What to do when faced with Stack Smashing?
When you come across stack smashing, the first thing you want to do is understand the problem and the environment a little better to know the source. If you have a popular web server on the internet with many game users trying to win a tournament while the server is also mining Bitcoin, you will want to take the possibility of cheating and find out if someone is tampering with the server.
However, in most cases, the problem is just an application error. while i say ‘only’, the problem can be very significant, can lead to service outages, can be costly and ultimately unresolvable. For example, a database server may crash persistently on startup because the data is in a certain state along with a code flaw or limitation.
If such a situation is exacerbated by not smashing the stack, or in other words, not being able to generate a clean backtrace of the problem, debugging will be more complicated and sometimes nearly impossible. However, don’t worry that the same basic debugging as with any bug or application error/crash/problem remains the same.
Carefully read all log files before, during and after the problem occurred. Make some backups and try the operation again. Is it going wrong again or not? Examine the errors, parts of the stack and even the frames (i.e. individual stack features shown, such as the like
do_the_maths feature in our original ‘healthy’ stack trace) can be placed in your favorite search engines.
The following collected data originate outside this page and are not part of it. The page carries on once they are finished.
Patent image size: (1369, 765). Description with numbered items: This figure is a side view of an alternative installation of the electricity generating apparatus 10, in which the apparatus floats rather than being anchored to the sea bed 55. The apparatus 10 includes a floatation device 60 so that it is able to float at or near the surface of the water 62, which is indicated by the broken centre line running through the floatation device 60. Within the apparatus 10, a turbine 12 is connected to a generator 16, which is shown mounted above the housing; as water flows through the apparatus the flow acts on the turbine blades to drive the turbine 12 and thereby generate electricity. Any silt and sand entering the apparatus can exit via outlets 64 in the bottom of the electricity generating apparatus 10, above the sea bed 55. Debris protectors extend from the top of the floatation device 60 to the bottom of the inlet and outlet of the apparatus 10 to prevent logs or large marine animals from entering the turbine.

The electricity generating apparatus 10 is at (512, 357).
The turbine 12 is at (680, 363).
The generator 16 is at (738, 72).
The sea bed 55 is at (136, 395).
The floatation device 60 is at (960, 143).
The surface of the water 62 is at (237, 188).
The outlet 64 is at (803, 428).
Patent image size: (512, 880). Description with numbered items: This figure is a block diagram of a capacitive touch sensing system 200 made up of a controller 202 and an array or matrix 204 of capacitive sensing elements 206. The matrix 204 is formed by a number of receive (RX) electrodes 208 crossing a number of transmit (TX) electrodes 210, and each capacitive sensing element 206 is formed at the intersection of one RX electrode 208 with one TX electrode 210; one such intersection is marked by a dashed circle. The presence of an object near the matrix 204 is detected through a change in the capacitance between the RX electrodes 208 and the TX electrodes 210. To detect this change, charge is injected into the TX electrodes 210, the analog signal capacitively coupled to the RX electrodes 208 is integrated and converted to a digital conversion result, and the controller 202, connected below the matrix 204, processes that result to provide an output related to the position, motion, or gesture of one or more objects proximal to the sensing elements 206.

By merging (with a space) the most selective (top) crashing frames and searching for the same online, you will often find an existing bug report for the problem you are facing. However, it is likely that these frames (function names) have become corrupted in the case of stack smashing and are therefore no longer usable in the same way. If you see a confirmation message (a developer has put a claim in the code) of any kind, look for that as well.
Always log a new bug report if the problem doesn’t seem to be online yet (you can help others who see the same!) and provide as much information about the problem as you can find. Thousands of bug reports against as many applications are logged online every day. Hopefully the support team for your stack smashing application will be on hand to help quickly.
You might also like to read our article Debugging with GDB: Getting Started, as it builds on how C and C++ programs (and others) can be discovered with the GDB debugger. It also explains the concepts of a stack in detail.